EDIT: forgot to mention, a colleague suggested that my Docker Quickstart terminal on Windows might lack sufficient privileges to open any listening ports, and this might be causing a silent failure. But when I try to start the terminal under windows with Administrator privileges (which I have the authority to do, it’s just my user account lacks them organically), it fails with a set of VirtualBox error messages (which I can’t copy out, drat it)


There are some limitations on using docker Windows containers for localhost. The solution would be pointing your Windows based browser not to localhost:port, but to ip_address:host, on which your docker container is running. You may find IP address of your running docker container by using “docker inspect …”
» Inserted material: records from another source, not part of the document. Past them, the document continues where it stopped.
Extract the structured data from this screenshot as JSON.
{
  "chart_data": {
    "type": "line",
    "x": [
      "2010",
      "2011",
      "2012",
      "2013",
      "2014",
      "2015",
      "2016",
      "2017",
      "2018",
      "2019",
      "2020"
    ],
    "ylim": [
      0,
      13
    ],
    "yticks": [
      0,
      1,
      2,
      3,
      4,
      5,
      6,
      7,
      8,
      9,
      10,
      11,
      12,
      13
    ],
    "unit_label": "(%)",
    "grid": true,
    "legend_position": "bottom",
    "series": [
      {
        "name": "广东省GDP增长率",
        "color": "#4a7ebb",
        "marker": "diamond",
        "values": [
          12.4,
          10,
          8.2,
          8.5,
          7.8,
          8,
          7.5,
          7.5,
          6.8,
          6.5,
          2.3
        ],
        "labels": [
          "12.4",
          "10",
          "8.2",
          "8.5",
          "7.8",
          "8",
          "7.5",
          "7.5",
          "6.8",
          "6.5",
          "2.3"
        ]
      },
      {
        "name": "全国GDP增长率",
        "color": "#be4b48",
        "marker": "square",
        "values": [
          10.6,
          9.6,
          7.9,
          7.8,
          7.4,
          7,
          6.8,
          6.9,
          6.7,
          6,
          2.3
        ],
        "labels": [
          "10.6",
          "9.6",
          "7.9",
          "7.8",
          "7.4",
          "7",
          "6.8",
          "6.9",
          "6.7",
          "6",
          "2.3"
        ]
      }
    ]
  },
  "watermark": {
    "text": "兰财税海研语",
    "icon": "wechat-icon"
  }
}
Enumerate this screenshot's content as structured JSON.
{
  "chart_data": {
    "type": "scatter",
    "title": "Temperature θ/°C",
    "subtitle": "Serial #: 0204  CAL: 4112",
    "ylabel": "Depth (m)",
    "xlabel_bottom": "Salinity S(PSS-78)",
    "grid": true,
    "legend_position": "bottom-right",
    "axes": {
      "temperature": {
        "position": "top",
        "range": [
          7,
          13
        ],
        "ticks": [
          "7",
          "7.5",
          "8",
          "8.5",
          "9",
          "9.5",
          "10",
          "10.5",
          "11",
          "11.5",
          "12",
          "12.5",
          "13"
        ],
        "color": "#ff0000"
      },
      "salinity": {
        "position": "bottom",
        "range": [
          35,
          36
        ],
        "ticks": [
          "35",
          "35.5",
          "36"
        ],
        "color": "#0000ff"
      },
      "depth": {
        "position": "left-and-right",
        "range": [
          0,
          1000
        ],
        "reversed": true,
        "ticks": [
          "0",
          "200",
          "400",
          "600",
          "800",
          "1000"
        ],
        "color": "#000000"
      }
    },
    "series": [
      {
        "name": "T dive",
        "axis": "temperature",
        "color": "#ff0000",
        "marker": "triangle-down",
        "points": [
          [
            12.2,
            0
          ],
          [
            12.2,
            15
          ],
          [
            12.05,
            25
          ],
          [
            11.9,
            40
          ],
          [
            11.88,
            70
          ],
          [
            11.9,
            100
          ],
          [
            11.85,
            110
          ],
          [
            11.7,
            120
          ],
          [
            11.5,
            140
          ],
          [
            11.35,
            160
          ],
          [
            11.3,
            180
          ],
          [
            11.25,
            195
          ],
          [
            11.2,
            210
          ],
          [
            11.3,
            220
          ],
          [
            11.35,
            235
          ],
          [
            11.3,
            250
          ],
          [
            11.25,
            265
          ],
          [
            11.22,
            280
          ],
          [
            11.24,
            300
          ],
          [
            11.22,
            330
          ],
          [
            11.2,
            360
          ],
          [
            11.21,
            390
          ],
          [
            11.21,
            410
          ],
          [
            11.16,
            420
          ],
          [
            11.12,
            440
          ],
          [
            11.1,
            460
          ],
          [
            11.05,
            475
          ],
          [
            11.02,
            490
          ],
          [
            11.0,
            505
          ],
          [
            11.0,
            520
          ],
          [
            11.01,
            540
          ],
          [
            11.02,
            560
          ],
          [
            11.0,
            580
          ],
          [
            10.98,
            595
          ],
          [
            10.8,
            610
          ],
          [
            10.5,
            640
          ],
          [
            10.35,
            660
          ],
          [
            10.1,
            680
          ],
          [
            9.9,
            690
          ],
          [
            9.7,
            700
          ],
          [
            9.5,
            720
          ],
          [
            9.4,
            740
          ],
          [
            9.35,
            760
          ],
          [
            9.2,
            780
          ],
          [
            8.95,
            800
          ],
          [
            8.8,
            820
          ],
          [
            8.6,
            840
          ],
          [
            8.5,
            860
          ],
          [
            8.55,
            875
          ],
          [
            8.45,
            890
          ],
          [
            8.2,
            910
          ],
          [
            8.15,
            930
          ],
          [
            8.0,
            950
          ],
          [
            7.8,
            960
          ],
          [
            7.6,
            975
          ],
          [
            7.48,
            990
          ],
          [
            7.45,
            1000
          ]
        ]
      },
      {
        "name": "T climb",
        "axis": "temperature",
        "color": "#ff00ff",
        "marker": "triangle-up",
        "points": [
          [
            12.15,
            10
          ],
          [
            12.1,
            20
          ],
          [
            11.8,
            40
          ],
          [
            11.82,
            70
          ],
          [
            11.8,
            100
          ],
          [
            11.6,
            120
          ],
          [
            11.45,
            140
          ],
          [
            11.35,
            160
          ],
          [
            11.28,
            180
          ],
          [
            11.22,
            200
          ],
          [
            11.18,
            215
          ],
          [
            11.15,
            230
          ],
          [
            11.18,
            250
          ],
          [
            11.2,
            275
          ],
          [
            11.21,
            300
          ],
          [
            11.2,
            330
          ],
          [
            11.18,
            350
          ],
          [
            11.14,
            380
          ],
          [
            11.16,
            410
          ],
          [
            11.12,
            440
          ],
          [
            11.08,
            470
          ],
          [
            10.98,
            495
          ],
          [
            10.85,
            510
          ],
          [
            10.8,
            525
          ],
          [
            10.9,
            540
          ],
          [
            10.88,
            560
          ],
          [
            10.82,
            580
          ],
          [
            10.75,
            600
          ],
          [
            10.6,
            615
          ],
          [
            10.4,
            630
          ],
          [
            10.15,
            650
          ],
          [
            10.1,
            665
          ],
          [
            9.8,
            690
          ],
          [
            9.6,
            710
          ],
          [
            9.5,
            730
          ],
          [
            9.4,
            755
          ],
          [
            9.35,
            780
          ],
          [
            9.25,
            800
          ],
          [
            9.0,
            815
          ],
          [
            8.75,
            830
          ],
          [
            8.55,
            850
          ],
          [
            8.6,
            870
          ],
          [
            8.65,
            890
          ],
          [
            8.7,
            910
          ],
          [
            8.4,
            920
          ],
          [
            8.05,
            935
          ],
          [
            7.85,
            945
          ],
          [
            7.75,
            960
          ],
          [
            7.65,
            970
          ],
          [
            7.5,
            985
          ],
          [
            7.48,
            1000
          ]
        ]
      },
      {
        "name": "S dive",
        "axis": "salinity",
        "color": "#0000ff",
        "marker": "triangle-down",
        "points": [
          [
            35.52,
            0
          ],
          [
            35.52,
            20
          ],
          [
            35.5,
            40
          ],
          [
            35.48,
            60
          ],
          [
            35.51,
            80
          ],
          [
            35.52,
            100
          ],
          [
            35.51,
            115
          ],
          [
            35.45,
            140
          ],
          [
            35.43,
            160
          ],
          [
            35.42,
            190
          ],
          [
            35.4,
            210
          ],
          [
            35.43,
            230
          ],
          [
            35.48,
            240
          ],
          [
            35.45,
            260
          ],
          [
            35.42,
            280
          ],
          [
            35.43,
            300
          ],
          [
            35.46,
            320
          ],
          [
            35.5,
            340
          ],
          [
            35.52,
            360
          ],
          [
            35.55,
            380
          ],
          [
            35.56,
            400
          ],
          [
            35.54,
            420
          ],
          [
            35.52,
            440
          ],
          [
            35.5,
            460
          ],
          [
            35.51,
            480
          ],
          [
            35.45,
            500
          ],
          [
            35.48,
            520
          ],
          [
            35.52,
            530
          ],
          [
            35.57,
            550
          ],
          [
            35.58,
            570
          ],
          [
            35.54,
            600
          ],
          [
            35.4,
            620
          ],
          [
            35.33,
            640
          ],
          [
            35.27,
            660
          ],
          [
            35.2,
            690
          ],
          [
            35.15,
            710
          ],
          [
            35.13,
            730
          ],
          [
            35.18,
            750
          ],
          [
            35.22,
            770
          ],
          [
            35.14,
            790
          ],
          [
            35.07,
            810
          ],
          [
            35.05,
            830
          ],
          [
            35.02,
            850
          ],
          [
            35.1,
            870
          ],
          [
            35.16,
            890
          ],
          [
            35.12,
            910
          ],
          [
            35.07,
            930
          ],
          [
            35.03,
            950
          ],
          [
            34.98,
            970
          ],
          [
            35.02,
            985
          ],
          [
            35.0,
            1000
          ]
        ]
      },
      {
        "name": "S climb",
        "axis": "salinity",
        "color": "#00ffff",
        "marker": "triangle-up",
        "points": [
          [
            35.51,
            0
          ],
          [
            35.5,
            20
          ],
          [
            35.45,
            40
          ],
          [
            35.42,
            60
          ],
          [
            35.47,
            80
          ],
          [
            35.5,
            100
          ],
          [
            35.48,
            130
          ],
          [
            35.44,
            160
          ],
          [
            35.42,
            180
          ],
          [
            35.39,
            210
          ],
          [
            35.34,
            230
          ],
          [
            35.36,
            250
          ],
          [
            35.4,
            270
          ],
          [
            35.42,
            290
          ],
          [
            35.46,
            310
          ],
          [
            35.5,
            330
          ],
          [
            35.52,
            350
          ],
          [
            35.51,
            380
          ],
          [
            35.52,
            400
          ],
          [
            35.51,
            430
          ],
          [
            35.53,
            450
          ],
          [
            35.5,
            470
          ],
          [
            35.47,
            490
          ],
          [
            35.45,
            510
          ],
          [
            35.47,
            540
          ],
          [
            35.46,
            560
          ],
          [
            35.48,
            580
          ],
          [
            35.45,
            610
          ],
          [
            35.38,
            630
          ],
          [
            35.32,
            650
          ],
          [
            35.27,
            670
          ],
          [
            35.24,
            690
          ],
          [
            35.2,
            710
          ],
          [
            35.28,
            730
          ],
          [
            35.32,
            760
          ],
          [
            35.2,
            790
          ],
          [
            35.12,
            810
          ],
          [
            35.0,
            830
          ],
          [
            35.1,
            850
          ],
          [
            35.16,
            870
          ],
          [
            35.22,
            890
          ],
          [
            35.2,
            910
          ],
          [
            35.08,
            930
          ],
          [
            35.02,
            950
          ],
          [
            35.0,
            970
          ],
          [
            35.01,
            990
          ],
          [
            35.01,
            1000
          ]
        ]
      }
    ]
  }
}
I tried that too, though. And ended up getting a response from my corporate firewall, even though the Container’s IP was not even on the same subnet as the coorporate LAN. I suspect that this is probably due to how the company DHCP and DNS servers set up my routing tables, but I simply didn’t have time to dig into it in any depth. The IT dept’s response when I asked was “Hm, that’s odd…” :roll_eyes:

I had a similar problem, and I solved it by forwarding the port in the VirtualBox settings for the docker virtual machine (in my case it is called “default”). Example:
Step 1). Use the --publish option to forward port 8080 of the docker container to port 8081 of the docker virtual machine:
docker container run --publish 8081:8080 …
Step 2). In the VirtualBox network settings for the docker virtual machine (NAT mode), configure port forwarding from port 8081 of the docker virtual machine (guest port) to port 8082 of the Windows host machine (host port).